Now, while this may sound very similar to the movie versions of wormholes, there are some important caveats that distinguish the two, most of which are based on Einstein’s theory of relativity,  which predicts the existence of these phenomena.

Could wormholes really exist in the Universe?

First off, they would be incredibly rare as gravity would force them to collapse mere fractions of a second after they open. An effect that can only be counteracted by means of negative energy, which counteracts gravity and allows the tube to stay open. The depiction of wormholes is perhaps best done by the new Dune movie, where one of the large ships shows a different planet through an opening in its center. Things that move close to it get swallowed and spat out on the other side, where they continue their travel like nothing happened.

Of course in order to travel through the object has to be smaller than the wormhole, which is the next big difference between the movie and reality-based phenomenon.

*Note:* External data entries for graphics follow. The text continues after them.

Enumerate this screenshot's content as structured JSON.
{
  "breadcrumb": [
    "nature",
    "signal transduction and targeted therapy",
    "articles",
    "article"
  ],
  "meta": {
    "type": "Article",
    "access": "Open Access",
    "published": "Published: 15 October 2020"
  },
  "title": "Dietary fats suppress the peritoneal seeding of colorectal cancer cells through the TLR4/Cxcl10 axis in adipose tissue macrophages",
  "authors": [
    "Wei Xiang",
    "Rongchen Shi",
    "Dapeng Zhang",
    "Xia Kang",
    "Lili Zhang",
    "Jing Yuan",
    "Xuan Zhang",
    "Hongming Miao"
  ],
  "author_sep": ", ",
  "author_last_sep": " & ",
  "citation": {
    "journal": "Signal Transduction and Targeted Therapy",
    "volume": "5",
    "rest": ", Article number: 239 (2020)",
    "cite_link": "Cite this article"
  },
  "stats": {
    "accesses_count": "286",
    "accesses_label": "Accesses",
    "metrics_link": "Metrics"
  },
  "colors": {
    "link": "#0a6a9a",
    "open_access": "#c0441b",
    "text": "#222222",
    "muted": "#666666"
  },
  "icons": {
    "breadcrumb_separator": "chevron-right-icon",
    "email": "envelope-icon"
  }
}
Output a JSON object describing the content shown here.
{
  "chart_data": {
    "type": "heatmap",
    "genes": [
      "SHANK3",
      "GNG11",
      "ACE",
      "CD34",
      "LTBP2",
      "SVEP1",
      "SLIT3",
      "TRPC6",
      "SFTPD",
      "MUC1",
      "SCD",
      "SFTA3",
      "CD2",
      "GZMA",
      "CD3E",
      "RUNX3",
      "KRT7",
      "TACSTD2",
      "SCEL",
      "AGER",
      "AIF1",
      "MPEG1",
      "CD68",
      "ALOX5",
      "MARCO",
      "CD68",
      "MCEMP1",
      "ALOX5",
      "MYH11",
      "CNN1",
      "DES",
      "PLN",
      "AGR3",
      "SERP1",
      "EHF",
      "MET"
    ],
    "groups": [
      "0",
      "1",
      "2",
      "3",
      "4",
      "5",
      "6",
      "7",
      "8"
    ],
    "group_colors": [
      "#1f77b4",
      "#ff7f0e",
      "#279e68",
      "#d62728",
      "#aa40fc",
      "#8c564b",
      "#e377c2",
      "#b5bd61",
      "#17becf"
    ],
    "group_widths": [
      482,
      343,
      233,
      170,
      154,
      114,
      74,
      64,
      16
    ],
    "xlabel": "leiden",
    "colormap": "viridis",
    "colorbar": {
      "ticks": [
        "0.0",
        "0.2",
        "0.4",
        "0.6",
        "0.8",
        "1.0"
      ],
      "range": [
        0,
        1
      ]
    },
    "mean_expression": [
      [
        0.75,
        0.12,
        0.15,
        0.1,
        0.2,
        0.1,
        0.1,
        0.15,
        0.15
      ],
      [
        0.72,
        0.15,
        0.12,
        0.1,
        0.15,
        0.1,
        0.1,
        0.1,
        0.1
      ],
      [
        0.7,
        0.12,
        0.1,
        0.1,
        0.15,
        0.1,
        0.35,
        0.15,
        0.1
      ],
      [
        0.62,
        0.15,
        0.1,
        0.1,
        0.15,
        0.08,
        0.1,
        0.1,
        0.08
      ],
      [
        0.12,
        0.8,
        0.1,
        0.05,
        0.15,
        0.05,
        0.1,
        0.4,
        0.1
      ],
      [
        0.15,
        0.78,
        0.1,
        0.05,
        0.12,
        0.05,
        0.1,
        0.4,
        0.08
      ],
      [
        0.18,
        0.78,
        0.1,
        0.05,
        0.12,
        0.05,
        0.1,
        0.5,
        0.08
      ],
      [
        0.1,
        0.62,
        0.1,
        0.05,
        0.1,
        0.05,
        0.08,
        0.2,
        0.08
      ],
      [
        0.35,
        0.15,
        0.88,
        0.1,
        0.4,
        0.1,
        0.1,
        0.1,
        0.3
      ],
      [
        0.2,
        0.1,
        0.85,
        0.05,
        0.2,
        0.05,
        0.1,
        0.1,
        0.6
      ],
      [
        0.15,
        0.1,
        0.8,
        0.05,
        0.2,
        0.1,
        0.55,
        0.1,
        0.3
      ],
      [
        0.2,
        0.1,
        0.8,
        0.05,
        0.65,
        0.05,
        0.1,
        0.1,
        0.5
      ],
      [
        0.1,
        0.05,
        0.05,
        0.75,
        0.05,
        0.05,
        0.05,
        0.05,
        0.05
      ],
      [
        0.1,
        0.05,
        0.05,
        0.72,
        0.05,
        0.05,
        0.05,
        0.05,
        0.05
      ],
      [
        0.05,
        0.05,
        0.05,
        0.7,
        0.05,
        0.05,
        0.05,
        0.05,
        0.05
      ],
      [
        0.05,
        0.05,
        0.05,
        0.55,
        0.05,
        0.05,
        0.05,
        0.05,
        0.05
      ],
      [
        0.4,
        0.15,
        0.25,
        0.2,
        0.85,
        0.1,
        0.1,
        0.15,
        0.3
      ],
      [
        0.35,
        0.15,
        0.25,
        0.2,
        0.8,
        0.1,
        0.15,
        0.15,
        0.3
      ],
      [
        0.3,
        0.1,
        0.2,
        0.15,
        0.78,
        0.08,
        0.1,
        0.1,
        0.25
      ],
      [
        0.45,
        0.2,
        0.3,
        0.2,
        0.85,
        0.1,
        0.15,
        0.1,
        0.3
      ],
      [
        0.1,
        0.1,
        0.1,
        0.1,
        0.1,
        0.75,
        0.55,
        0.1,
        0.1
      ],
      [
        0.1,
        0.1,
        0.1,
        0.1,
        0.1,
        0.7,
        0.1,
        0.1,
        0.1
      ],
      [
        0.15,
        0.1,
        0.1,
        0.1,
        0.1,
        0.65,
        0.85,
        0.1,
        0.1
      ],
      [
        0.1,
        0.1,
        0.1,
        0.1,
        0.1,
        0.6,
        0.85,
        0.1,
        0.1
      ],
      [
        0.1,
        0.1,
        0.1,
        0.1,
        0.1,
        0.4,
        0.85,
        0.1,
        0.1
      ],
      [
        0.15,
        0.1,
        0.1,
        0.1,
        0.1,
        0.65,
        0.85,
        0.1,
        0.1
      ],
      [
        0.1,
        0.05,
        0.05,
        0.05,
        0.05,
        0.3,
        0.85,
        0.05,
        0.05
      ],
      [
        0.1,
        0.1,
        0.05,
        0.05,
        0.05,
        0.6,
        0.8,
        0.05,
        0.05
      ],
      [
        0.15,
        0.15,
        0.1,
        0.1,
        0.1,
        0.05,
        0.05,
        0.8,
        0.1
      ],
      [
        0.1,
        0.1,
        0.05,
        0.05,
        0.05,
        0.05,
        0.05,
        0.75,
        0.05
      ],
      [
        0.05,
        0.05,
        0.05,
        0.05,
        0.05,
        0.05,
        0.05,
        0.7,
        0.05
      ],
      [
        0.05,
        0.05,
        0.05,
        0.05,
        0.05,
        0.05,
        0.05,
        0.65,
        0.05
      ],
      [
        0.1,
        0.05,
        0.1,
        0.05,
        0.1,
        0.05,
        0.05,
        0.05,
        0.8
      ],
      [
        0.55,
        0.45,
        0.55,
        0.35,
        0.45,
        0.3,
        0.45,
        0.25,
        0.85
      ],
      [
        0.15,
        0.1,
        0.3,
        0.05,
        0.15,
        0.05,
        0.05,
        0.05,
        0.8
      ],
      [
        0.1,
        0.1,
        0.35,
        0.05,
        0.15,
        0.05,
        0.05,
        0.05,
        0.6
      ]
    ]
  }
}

In our world wormholes might in fact be all around us, opening and closing constantly but never growing beyond the size of a few atoms. Larger and more stable wormholes might exist as remnants from the Big Bang, where tiny amounts of negative energy fell into such wormholes and stabilized them. Then as the universe expanded, the wormholes moved apart with it.

The last big difference between real and fake wormholes is that it is not possible to direct them, or at least not possible for us. Many shows use the balloon analogy to describe wormholes, saying that we live on its surface and that we can jump through the center. The biggest caveat here is that our universe is four-dimensional, so we can’t know the way in which the wormhole points!

All in all, these phenomena are more fiction than fact at this point, but so were black holes for the first 50 years of their existence are suggested. So it is very possible that one day, perhaps in the near future, someone finds evidence of their existence.